Le président syrien Bachar al Assad a dévoilé dimanche un "plan de paix" visant à mettre fin à la guerre civile en Syrie et appelant à une conférence de réconciliation avec "ceux qui n'ont pas trahi la Syrie", laquelle serait suivie de la formation d'un nouveau gouvernement et d'une amnistie. (voir )

Face à ces propositions, l'émissaire algérien a adopté une position plus ferme qu'à l'habitude. "Je crains que ce qui en est sorti n'est par maints aspects qu'une répétition d'initiatives précédentes qui n'ont de toute évidence pas fonctionné", a dit le diplomate mercredi à la BBC.

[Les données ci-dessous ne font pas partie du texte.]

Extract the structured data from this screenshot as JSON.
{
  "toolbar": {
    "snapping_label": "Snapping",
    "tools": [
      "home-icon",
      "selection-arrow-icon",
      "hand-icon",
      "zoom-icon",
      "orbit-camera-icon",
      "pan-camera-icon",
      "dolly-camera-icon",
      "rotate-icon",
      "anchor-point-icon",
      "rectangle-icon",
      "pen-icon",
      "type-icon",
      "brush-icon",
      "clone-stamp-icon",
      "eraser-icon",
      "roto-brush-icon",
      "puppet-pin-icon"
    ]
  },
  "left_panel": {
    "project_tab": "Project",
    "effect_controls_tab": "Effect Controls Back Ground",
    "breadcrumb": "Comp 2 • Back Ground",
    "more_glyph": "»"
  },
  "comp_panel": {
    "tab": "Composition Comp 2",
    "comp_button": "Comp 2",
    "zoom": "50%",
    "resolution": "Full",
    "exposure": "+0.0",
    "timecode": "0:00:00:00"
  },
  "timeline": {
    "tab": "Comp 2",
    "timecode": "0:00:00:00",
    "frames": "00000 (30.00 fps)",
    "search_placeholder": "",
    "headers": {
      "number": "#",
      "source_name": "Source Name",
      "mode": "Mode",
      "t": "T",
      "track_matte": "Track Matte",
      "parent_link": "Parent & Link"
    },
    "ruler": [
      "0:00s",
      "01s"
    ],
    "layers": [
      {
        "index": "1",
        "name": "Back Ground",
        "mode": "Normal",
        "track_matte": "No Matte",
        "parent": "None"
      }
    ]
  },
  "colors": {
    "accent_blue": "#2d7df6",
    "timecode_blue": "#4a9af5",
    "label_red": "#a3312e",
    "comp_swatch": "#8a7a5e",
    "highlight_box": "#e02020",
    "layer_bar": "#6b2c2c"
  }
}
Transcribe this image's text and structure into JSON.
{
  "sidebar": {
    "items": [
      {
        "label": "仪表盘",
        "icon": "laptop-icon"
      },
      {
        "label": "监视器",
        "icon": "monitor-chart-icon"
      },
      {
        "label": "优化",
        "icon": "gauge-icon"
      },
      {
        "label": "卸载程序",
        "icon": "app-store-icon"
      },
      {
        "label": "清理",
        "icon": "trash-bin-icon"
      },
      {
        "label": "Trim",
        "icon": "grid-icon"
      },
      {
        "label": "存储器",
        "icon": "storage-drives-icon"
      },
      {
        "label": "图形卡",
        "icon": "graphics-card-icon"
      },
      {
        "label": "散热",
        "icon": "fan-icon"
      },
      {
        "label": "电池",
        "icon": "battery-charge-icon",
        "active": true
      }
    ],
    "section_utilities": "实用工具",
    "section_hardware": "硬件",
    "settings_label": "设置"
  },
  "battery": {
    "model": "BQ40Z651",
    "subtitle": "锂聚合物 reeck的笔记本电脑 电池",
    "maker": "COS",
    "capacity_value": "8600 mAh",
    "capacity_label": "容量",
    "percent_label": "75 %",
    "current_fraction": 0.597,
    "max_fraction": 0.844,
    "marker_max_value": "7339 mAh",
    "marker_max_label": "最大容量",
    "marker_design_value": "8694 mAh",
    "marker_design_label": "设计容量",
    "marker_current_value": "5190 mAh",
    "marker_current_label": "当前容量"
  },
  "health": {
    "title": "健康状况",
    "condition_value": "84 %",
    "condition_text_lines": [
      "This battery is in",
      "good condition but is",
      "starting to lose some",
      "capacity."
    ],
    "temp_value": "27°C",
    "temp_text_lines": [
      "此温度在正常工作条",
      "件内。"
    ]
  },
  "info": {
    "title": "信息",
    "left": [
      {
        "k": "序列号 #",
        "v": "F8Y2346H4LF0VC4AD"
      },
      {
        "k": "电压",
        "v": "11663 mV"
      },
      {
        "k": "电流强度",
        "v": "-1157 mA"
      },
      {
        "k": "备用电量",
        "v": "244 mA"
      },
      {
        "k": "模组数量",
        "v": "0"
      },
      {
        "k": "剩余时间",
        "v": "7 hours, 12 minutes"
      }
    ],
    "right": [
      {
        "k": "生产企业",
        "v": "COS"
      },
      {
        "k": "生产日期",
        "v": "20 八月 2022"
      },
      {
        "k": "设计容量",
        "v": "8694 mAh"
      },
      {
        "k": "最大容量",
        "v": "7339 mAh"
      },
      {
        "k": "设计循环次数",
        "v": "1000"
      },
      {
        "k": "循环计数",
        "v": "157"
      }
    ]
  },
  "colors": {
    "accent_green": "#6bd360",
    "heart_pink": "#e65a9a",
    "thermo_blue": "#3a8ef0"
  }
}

"Ce n'est pas vraiment différent et c'est peut-être même encore plus sectaire et partial. Le temps des réformes accordées de façon magnanime par le haut est passé. Les gens veulent avoir leur mot à dire sur la manière dont ils sont gouvernés et ils veulent prendre en main leur propre avenir."

"En Syrie en particulier, je pense que les gens disent qu'une famille au pouvoir pendant 40 ans, c'est un peu trop long. Le changement doit donc être réel", a ajouté l'émissaire onusien.

Il a estimé en outre qu'il n'y aurait pas de solution militaire au conflit. "Le gouvernement ne gagnera pas. L'opposition pourrait gagner sur le long terme mais d'ici là, la Syrie n'existera plus. Est-ce que c'est cela une victoire?"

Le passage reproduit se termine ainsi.